John Steiner: Le plus italien des britanniques
En égrenant la longue liste des films de genre italiens, de nombreux visages reviennent régulièrement au générique d'un grand nombre de pellicules. On les remarque car non seulement ils semblent omniprésents mais également et avant tout car ce sont ce qu'on appelle communément des "gueules", des incontournables qui marquent et retiennent instantanément l'attention du spectateur. Du western au polar en passant par l'aventure, l'exploitation ou bien encore l'horreur, celui dont nous allons parler aujourd'hui a promené sur nos écrans son flegme so british, son élégance de lord anglais pendant plus de vingt ans, enchainant les films comme on enfile des perles. Et perle il fut!
Voici sans plus tarder le parcours du plus italien des anglais, le parcours de l'unique John Steiner.
John Steiner est né le 7 janvier 1941 à Chester dans le conté de Chelsire en Angleterre où il suit une scolarité fort studieuse dans de riches écoles.

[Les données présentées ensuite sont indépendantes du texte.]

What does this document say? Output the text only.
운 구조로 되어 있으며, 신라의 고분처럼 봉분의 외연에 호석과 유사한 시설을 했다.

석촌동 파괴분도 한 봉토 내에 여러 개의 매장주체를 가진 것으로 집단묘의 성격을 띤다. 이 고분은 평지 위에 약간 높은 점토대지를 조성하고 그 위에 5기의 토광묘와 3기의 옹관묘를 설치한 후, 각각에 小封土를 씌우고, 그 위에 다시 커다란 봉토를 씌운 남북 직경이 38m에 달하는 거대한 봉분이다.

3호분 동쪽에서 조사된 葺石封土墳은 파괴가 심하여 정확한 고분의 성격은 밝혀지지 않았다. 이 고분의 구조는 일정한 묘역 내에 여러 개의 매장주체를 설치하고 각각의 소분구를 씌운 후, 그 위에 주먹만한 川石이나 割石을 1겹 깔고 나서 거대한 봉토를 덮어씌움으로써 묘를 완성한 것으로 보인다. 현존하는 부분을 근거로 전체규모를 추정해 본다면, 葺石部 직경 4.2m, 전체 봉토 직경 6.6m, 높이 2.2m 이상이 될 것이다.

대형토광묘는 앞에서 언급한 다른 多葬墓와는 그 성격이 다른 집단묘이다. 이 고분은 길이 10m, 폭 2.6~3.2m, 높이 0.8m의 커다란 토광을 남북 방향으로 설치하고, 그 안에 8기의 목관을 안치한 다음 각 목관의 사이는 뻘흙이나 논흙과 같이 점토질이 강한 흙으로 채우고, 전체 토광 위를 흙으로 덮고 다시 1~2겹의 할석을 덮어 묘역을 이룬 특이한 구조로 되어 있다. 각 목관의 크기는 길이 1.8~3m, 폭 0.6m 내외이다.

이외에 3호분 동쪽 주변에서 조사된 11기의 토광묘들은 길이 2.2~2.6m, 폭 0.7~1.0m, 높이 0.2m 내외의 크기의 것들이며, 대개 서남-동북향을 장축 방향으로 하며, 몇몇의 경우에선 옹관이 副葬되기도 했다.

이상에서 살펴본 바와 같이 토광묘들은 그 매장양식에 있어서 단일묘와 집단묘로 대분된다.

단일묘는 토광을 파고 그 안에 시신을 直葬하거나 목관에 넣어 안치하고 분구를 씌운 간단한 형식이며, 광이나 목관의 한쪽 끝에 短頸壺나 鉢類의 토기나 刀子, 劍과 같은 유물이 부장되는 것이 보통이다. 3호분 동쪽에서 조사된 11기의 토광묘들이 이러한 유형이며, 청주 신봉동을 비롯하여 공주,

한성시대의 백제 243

Il décide de rentrer assez jeune à la prestigieuse Royal Academy of Dramatic Arts pour y faire une formation de comédien classique au bout de laquelle il parvient à décrocher un contrat de trois ans à la Royal Shakespeare Company. Dés lors, John Steiner va apparaitre sur scène et à la télévision dans de petits rôles dont un dans la série Le Saint. On le voit également dans quelques pièces tournées pour la BBC.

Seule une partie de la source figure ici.